When running machine learning on tiny, resource-constrained devices, it becomes quite challenging. A typical MCU has an SRAM of less than 512kB, which makes it hard to run complex programs like deep learning on these devices. One easy solution to this problem is to process the data directly on these devices, which requires efficient multimodal learning inference with a low peak memory consumption. So researchers from the University of Maryland and the U.S. Army have introduced a new multimodal learning framework designed specifically for these resource-constrained tiny edge devices.
TinyM2Net Multimodal Learning Framework
The TinyM2Net is built upon a convolutional neural network (CNN), which had previously shown promise in classifying both audio and image data.

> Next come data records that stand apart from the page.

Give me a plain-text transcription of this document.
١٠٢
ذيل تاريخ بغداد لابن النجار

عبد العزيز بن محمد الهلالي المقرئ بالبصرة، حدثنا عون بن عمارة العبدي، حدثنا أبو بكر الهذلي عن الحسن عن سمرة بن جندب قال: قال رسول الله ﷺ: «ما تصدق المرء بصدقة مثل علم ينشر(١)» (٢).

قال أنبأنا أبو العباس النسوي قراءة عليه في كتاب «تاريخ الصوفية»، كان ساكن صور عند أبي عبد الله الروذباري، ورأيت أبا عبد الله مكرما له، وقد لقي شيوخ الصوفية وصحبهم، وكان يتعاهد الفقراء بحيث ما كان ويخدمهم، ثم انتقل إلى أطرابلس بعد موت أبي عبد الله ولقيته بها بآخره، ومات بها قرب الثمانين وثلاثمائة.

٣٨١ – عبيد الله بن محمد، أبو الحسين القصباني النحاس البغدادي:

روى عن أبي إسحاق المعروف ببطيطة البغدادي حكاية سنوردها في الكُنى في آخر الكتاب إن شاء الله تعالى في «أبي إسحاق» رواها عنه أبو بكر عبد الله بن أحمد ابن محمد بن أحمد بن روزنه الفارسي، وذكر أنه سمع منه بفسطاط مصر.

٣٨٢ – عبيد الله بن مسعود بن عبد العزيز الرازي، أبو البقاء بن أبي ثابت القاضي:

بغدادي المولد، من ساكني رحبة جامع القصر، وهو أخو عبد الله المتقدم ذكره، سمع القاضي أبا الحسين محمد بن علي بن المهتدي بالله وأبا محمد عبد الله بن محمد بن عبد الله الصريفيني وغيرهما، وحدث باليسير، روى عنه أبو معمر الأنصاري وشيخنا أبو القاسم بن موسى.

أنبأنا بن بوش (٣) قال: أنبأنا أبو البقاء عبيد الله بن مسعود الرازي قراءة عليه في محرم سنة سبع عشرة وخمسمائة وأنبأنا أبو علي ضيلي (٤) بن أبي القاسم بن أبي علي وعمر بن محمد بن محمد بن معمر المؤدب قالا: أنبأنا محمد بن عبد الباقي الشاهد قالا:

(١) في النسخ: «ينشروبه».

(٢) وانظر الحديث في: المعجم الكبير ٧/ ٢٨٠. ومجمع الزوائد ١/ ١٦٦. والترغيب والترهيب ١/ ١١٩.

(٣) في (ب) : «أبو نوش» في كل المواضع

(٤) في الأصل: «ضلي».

However, traditional CNN models are very bulky and require a lot of resources to operate properly. So researchers have used various compression techniques to optimize the network architecture and as a result, the TinyM2Net was born.
In the paper “TinyM2Net: A Flexible System Algorithm Co-designed Multimodal Learning Framework for Tiny Devices ” researchers have mentioned how they used “DS-CNN” to process multimodal input like images and audio without sacrificing accuracy. The framework also uses low-precision and mixed-precision model quantization. This reduces accuracy but to compensate for that the team chose two different bit precision settings, INT4 and INT8 for the TinyM2Net framework.
Evaluating Covid & Battlefield Detection from Multimodal Data
Researchers tested the TinyM2Net framework on two different scenarios first is COVID-19 Detection using Sound and battlefield Object Detection using Sound and Images,
The COVID-19 detection model had 929 cough recordings and 893 speech recordings, and it was 90.4% accurate in identifying COVID-19 when using a standard measurement. When they tried simpler measurements, accuracy slightly dropped to 89.6% and 83.6%. However, by implementing their unique technique, they managed to raise the accuracy back to 88.4%. For comparison, the best other models that only used one type of sound (either cough or speech) were about 73% accurate.
Next, the research team wanted to detect battlefield items like helicopters, bombs, guns, and tanks using the model, so in an endeavor, they gathered 2745 images and sounds for these objects. Their model was 98.5% accurate using a standard measurement. Using simpler measurements, accuracy was 97.9% and 88.7%. In this scenario, their unique approach managed to achieve an accuracy of 97.5%. When using just one type of input (either image or sound), the accuracy was 93.6%.
The team used the TinyM2Net framework on small devices like the Raspberry Pi 4 with 2GB memory. More details are available in the research work published on Cornell University’s research-sharing platform, arXiv under open-access terms.